On the 9th of November, a memo addressed to all departments from the Provincial Medical Officer (PMO) for Matabeleland South was issued. It read as follows: “Notice is hereby given that Beitbridge District Hospital has temporarily suspended mortuary operations with immediate effect. The decision has been brought about as a result of the lengthy power cuts and high temperatures being experienced hence rendering the mortuary equipment non-functional. As a result of this, no new bodies will be accepted for storage in the mortuary”. So this is one of the latest developments to rock the health sector. Let us also look at some of what has been happening in the health sector.

The Local Doctors Situation

Due to paltry monthly salaries doctors, just like most civil servants, had been pursuing industrial action for quite a while now (since the 3rd of September). We have to appreciate that doctors have had to deal with some of the most perplexing situations imaginable. For starters, you are getting a low salary right? Regardless, due to your passion for the medical profession by saving lives, you still report for work. There are many doctors I know who kept reporting for work despite others choosing to stay away. You report for work and the working conditions are extremely dire i.e. power cuts, under-staffing, consumables and drugs in short supply or not available at all.

Most doctors have had to contend with scenarios where patients end up passing on or being sent back home simply because they cannot help them. Do not forget that while all this is happening, the economy is still free-falling. Prices of goods and services have continued to spike, the local currency has continued to weaken against the US dollar; not to mention 18-hour daily power cuts and so on. This has seen doctors being forced to continue striking only that this time some unfortunate action has been taken against them.
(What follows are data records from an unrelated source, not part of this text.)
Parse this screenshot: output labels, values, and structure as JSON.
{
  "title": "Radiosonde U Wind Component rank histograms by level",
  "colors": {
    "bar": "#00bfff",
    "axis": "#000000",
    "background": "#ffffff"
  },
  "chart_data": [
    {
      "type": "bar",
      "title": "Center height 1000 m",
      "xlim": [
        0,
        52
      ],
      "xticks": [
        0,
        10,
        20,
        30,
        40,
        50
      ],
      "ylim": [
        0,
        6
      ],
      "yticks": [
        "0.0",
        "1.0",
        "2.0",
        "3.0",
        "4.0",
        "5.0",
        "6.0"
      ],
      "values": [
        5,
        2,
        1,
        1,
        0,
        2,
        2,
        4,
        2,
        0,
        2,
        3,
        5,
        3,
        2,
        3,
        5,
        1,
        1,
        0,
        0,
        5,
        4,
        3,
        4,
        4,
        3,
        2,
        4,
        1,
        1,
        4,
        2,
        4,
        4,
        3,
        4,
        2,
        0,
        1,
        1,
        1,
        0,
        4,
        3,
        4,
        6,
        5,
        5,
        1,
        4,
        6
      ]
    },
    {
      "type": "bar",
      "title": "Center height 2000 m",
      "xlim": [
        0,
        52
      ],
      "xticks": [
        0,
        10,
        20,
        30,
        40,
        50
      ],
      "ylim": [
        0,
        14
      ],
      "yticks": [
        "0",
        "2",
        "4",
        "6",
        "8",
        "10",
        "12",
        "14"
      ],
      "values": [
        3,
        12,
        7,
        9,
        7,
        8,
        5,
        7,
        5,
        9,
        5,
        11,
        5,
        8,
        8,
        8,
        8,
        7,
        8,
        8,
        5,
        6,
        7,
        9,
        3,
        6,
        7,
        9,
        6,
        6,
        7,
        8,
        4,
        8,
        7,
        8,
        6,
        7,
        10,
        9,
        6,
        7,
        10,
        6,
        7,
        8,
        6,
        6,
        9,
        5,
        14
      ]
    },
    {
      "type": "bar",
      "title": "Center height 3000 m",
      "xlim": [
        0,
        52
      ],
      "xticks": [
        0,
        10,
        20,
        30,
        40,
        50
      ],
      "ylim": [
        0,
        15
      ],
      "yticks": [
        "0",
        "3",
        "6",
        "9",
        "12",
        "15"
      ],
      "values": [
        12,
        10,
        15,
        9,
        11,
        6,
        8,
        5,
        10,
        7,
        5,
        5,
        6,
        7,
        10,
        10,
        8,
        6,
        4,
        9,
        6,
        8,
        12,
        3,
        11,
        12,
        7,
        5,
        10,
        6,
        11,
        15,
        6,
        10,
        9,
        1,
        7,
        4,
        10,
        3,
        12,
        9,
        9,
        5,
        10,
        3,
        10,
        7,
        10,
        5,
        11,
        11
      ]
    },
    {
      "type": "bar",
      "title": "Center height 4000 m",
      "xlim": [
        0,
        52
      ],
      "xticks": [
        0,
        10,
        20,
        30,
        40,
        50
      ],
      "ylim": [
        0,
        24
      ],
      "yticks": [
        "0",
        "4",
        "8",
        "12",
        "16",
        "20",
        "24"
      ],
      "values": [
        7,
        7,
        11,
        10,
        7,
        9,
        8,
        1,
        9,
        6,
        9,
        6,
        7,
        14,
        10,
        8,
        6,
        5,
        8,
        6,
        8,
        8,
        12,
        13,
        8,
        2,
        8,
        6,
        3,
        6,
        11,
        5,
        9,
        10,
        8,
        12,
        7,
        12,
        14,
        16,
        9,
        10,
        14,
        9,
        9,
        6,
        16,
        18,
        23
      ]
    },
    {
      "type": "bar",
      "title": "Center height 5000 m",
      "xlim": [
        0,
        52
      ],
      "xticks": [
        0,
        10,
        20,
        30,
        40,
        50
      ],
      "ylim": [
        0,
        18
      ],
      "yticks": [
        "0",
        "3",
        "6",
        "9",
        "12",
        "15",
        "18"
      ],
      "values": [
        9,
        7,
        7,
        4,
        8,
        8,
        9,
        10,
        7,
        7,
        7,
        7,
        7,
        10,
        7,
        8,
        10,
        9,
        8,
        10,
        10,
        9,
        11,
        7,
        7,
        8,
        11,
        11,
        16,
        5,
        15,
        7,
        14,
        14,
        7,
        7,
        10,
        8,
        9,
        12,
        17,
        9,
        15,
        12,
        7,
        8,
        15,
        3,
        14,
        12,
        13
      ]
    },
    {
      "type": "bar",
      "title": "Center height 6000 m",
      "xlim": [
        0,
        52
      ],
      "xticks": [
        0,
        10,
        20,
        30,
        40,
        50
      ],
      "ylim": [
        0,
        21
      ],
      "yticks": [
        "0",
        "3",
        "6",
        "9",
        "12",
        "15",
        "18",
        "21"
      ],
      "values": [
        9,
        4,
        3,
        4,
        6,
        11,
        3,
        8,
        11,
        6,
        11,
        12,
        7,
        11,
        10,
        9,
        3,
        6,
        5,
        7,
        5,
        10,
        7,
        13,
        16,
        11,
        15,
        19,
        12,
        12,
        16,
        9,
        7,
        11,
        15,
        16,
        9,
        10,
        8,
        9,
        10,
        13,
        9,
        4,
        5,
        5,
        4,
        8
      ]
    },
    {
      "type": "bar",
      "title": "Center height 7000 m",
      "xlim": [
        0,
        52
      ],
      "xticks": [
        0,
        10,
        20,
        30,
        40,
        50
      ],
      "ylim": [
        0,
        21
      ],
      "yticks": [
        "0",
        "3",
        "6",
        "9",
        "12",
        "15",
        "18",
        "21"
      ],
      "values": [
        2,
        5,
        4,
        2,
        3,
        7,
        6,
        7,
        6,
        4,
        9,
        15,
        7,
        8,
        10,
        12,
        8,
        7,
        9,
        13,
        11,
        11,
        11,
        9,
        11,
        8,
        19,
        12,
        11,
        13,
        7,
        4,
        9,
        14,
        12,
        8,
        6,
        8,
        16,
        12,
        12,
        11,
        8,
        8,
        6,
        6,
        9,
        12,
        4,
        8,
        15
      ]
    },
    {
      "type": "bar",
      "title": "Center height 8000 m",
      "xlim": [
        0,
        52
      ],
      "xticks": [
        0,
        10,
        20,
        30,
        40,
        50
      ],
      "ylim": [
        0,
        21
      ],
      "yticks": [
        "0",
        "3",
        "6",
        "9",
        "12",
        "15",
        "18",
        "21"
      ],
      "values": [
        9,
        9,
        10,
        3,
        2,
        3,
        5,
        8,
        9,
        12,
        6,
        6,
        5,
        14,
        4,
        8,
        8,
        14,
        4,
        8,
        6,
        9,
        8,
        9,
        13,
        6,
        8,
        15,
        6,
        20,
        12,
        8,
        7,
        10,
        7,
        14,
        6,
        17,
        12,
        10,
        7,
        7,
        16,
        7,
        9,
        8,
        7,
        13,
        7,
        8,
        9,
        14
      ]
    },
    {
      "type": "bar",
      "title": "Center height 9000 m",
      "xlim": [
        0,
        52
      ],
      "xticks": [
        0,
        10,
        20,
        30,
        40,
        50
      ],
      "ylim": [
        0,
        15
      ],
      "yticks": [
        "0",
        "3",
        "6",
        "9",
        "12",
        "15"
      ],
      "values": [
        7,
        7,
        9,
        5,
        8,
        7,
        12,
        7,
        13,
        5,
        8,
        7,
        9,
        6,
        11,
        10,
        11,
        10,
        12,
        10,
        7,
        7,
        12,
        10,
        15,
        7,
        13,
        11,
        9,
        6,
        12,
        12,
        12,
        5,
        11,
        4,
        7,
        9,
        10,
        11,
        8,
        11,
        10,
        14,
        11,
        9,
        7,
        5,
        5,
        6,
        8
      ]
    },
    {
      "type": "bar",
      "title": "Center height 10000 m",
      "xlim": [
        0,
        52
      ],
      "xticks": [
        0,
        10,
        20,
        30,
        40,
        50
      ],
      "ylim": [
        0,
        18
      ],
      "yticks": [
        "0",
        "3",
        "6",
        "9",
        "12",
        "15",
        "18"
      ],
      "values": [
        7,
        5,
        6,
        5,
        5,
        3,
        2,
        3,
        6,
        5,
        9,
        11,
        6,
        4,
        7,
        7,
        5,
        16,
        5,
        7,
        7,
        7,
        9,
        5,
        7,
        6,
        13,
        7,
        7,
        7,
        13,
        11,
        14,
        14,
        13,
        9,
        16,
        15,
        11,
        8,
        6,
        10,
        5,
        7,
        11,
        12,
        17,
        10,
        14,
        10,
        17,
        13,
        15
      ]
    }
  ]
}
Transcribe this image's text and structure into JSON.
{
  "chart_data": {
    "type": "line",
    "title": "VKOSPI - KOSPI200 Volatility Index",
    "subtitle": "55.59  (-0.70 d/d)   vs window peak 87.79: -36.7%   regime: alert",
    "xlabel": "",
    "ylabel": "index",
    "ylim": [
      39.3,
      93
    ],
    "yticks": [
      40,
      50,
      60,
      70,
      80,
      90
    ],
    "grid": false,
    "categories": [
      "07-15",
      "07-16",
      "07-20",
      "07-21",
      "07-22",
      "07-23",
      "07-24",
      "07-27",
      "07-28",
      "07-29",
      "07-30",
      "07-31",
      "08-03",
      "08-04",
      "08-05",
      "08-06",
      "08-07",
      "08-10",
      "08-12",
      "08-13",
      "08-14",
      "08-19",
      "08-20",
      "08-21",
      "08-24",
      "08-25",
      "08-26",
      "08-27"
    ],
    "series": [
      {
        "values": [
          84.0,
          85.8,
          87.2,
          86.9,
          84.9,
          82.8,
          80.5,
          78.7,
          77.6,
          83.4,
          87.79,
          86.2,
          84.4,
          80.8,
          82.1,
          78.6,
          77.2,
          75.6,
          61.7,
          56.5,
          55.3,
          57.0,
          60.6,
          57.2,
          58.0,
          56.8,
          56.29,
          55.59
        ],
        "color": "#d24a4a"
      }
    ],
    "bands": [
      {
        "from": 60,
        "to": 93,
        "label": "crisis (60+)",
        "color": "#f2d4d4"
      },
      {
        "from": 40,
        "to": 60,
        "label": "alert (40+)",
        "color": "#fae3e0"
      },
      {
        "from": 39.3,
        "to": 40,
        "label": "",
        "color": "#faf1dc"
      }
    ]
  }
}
The Deputy Minister of Information, Publicity and Broadcasting Services recently tweeted saying: “Striking doctors can be rest assured that once dismissed there will be no re-hiring. No one is above the law no matter the profession and if the court says go back to work you must comply. The government will also blacklist the money mongering doctors so they are not employable elsewhere”.  It is quite disturbing to see such happening because instead of addressing the plight of the doctors they are punishing them for airing their grievances. Sure enough, some doctors have been dismissed with some already setting their sights on other countries for employment. The massive brain drain the health sector is going to experience is crippling.

Some Heart-Breaking Accounts Of Loss

I will give just two accounts of the loss of lives as a result of challenges occurring in the health sector. The first story is as follows: “Yesterday I had a cousin who was in labour and had to be taken to Chitungwiza Hospital. This was after Mabvuku Hospital had denied admitting her citing that there was no doctor present to assist. When she got to Chitungwiza Hospital she could not be admitted before payment of a Ward fee and other costs. The unborn baby ended up defecating in the uterus due to all these delays. They had to do an operation upon payment of US$300 – which was a struggle. At around 5 pm it was indicated that the baby was severely fatigued and at around 8 pm the baby passed on.

The other account is of a man who lost both his wife and their unborn child. Due to the absence of doctors and power amongst other factors, the expecting mother could not be attended to in time. The husband remarked on how shocked he was to be told that the wife had passed on yet she was still pregnant. In essence, she passed away without having even managed to give birth – incredibly sad indeed!

So this is what is happening in the health sector. With some hospitals suspending mortuary operations it becomes quite alarming because things are spiralling downwards. Deaths are going to be inevitable due to the porous service at health care facilities. How then will dead bodies be dealt with? After all, is said and done, the health sector is definitely in a state of emergency and urgent measures must be put in place to address the prevailing issues.